In the midst of the twin crises that we face — the coronavirus pandemic and the meltdown of our economy — it’s imperative that we re-examine some of the foundations of American society, understand why they are failing us, and fight for a fairer and more just nation.
The absurdity and cruelty of our employer-based, private health insurance system should now be apparent to all. As tens of millions of Americans are losing their jobs and incomes as a result of the pandemic, many of them are also losing their health insurance. That is what happens when health care is seen as an employee benefit, not a guaranteed right. As we move forward beyond the pandemic, we need to pass legislation that finally guarantees health care to every man, woman and child — available to people employed or unemployed, at every age.
The pandemic has also made clear the irrationality of the current system. Unbelievably, in the midst of the worst health care crisis in modern history, thousands of medical workers are being laid off and many hospitals and clinics are on the verge of going bankrupt and shutting down. In truth, we don’t have a health care “system.” We have a byzantine network of medical institutions dominated by the profit-making interests of insurance and drug companies. The goal of a new, long-overdue health care system, Medicare for All, must be to provide health care to all, in every region of the country — not billions in profits for Wall Street and the health care industry.
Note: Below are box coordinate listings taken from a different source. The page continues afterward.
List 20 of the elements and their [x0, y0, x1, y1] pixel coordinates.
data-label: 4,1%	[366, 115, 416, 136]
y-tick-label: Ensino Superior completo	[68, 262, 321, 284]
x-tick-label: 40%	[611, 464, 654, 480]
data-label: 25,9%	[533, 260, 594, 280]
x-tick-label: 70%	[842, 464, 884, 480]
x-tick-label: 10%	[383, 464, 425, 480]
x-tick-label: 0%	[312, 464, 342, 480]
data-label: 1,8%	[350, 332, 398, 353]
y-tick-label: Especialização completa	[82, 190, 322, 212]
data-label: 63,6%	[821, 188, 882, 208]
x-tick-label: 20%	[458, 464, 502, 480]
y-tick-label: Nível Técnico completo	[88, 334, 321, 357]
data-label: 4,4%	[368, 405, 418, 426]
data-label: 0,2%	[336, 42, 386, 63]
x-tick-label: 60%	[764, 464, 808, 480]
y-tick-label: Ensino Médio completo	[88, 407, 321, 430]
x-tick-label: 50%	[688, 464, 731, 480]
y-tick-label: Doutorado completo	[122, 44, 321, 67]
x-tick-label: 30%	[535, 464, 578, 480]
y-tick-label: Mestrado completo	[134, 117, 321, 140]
It is true that the Covid-19 virus strikes anyone, anywhere, regardless of income or social status. Prince Charles of Britain has been diagnosed with Covid-19 and the British Prime Minister, Boris Johnson, has just been released from a hospital. Rich people get the virus and rich people die. But it is also true that poor and working-class people are suffering higher rates of sickness and are dying at much higher rates than wealthy people.
This is especially true of the African-American community. This disparity in outcomes from exposure to the virus is a direct reflection not only of a broken and unjust health care system but also an economy that punishes, in terrible ways, the poor and working class of this country.
In addition to millions of lower-income families not having any health insurance, Covid-19 virus is vicious and incredibly opportunistic in attacking people with pre-existing conditions and weakened immune systems. For a wide variety of socio-economic reasons, it is the poor and working class in this country who are exactly in that position as they suffer higher rates of diabetes, drug addiction, obesity, stress, high blood pressure, asthma and heart disease — and are most vulnerable to the virus. Poor and working-class people have lower life expectancies than rich people in general, and that tragic unfairness remains even truer with regard to this pandemic.
Further, while doctors, governors and mayors tell us that we should isolate ourselves and stay at home, and rich people head off to their second homes in less populated areas, working-class people don’t have those options. When you are living paycheck to paycheck, and you lack paid medical and family leave, staying home is not an option. If you’re going to feed your family and pay the rent, you have to go to work. And, for the working class, that means leaving your home and doing jobs that interact with other people, some of whom are spreading the virus.
If there is any silver lining in the horrible pandemic and economic collapse we’re experiencing, it is that many in our country are now beginning to rethink the basic assumptions underlying the American value system.